When the right hon. Gentleman the Prime Minister referred to the distinguished and ungrudging services which His Majesty has already rendered to this country and his Empire, conviction must have been borne in upon the House that perhaps never in our history has a Prince ascended the Throne so fully equipped to bear the glorious burden of sovereignty. We remember also with what zeal he has followed the lead of his august father in his concern for the welfare of the poorest of his people and of the victims of war, economic depression, and unemployment. He has both earnestly commended to others and constantly practised himself the ideals of social service and fellowship. The Gracious Message which he has sent to us to-day is eloquent, in its simplicity and directness, of the sincerity of his feelings and of his loyalty to the noble traditions of his family. So it is our confident hope, as it is also our fervent prayer, that the reign which is now beginning will be long and prosperous and add yet another honourable chapter to the chronicles of an illustrious House.
Question,
"That an humble Address be presented to His Majesty to convey to His Majesty the deep sympathy felt by this House in the grievous affliction which He has sustained by the death of the late King, His Majesty's Father, of Blessed and Glorious memory:
To assure His Majesty that the example of unselfish public service which our late Sovereign displayed and His untiring endeavours for the welfare of all His people, will ever be held in affectionate and grateful remembrance:
To express to His Majesty our loyal devotion to His Royal Person and our firm conviction that under the blessing of Divine Providence He will, throughout His Reign, promote the happiness and protect the liberties of all His people,"
put, and agreed to,
Address to be presented by Privy Councillors or Members of His Majesty's Household.
Resolved,
"That a Message of condolence be sent to Her Majesty tendering to Her the deep sympathy of this House in Her bereavement and assuring Her that this House shares Her sorrow in the irreparable loss which the nation has sustained and that all its Members will ever hold in their hearts towards Her Majesty the deepest feelings of reverence and affection."—[ The Prime Minister. ]
:I beg to move,
"That Sir Francis Acland, Viscountess Astor, Mr. James Brown, Lord Hugh Cecil, Sir William Jenkins, Mr. Lambert, and Earl Winterton do wait upon Her Majesty with the said Message."
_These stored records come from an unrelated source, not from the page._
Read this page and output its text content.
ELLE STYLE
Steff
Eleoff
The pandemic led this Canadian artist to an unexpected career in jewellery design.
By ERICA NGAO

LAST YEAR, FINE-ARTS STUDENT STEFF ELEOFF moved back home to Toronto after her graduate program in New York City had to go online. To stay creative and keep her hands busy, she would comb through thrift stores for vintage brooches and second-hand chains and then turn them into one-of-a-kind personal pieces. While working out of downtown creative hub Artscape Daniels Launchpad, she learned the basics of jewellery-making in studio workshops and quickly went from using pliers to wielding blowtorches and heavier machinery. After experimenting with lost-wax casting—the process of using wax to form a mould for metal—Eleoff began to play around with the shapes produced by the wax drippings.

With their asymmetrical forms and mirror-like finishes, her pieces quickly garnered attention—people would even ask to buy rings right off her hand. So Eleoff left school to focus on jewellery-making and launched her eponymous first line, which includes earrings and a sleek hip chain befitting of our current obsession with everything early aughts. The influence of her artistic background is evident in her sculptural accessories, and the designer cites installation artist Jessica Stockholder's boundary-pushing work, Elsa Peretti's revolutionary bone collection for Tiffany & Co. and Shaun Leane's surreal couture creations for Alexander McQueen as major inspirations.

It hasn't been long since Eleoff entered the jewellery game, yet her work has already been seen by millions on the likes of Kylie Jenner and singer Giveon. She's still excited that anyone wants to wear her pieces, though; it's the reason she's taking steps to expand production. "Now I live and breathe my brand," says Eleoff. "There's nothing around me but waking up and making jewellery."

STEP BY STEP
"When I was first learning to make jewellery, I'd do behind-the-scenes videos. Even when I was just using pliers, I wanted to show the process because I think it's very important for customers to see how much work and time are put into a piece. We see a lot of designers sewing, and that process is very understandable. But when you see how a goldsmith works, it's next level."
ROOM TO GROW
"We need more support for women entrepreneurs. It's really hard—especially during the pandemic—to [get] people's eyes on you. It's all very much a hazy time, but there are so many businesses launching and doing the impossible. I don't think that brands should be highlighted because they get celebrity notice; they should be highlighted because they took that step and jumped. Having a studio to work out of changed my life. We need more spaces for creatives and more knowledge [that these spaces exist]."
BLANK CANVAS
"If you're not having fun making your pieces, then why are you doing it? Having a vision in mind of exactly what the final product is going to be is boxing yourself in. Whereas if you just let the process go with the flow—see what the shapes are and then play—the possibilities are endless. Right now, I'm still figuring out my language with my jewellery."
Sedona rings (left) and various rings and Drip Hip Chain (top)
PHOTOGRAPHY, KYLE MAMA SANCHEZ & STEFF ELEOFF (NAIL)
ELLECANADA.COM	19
Question put, and agreed to.
Sitting suspended at Ten Minutes before Three o'Clock until Half after Three o'Clock.
Then the House proceeded to West minster Hall in order to attend the lying-in-state of His late Majesty; and, having returned—
Members Sworn
Several other Members took and subscribed the Oath or made and subscribed the Affirmation required by Law.
Adjournment
Resolved, "That this House do now adjourn until Tuesday, 4th February."—[ Commander Southby. ]
Adjourned accordingly at Thirteen Minutes before Five o' Clock, until Tuesday, 4th February.